Eventually, manuscript copies of their poems were circulated among interested performers. Luckily, numerous manuscripts by these scribes and collectors are still to be found in the collections held by the Royal Irish Academy, and University College Dublin, as well as fragments found in collections in Belfast, and in European libraries from Cambridge to Rome to Harvard University.
Out of the fifty of Mac Cuarta’s poems depicting contemporary events, religious themes, the great Gaelic and Anglo-Norman families of his area and on his own blindness. His most famous poem “Welcome to the Bird” is the most well known as it was recited by many a student as part of the Irish exam syllabus. Seamus Dall Mac Cuarta died in 1732, his body is laid to rest in an unmarked grave in Co Meath and a commemorative stone in tribute to him and his works is located in the grounds of The Dolmen Centre in Omeath.
Here is the poem, Fáilte don Éan (Welcome to the bird)
Fáilte don éan is binne ar chraoibh Labhras ar caoin na dtor le gréin; Domsa is fada tuirse an tsaoil Nach bhfeiceann í le teacht an fhéir.
Cluinim, cé nach bhfeicim a gné, Seinnm an éan darb ainm cuach; Amharc uirthi i mbarra géag Mo thuirse ghéar nach mise fuair.
Gach neach dá bhfeiceann cruth an éin, Amharc Éireann deas is tuaidh, Blátha na dtulca ar gach taoibh, Dóibh is aoibhinn bheith dá lua.
An tAmhrán Mo thuirse nach bhfuaireas bua ar m’amharc d’fháil Go bhfeicim ar uaigneas uaisle an duilliúir ag fás! Cuid de mo ghruaim – ní ghluaisim chun cruinnithe le cách Ar amharc na gcuach ar bhruach na coille go sámh.
Welcome to the Bird
Welcome to the bird, the sweetest in the trees Who sings the beauty of the shrubs to the sun; For so long a time I’ve been tired of life For I cannot see her when the grass is new.

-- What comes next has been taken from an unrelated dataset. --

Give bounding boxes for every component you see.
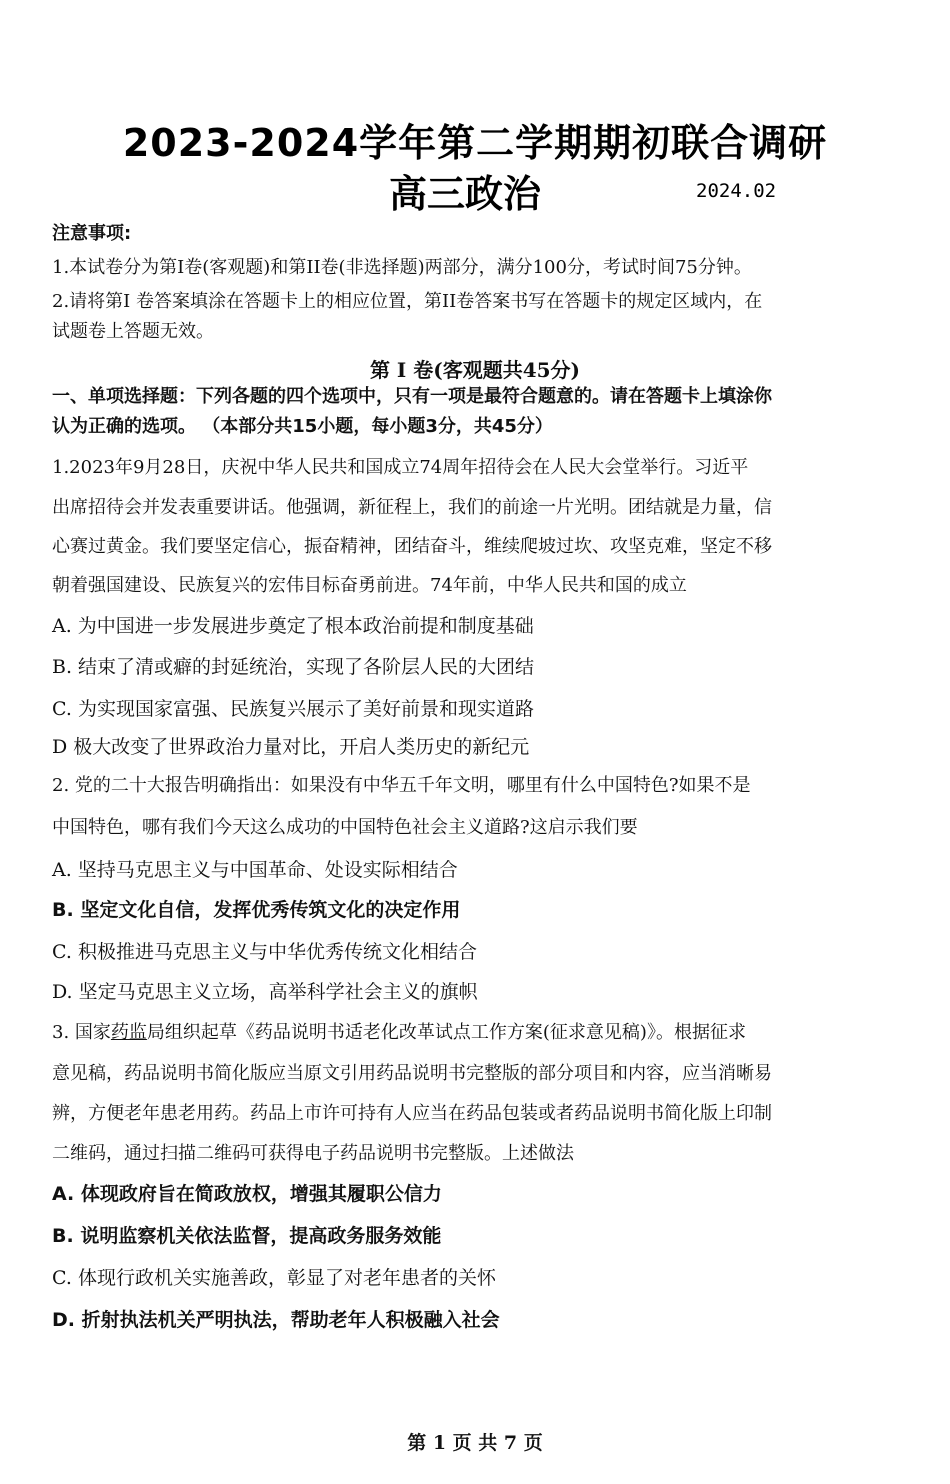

I can hear it, though I cannot see her, The chant of the bird they call cuckoo; To look on her in the branches above ‘Tis my bitter grief that I don’t have that gift.
Each one may behold the charm of the bird, For all Ireland is gazing, north and south, With all of the flowers on the hills around, And everyone can speak of such things with delight.
My sorrow that I did not receive the gift of sight So that in my loneliness I could watch the beauty of the leaves as they grow! Part of my sadness – I’m not along with all those peopleAs they go at their leisure to watch the cuckoos at the forest’s rim.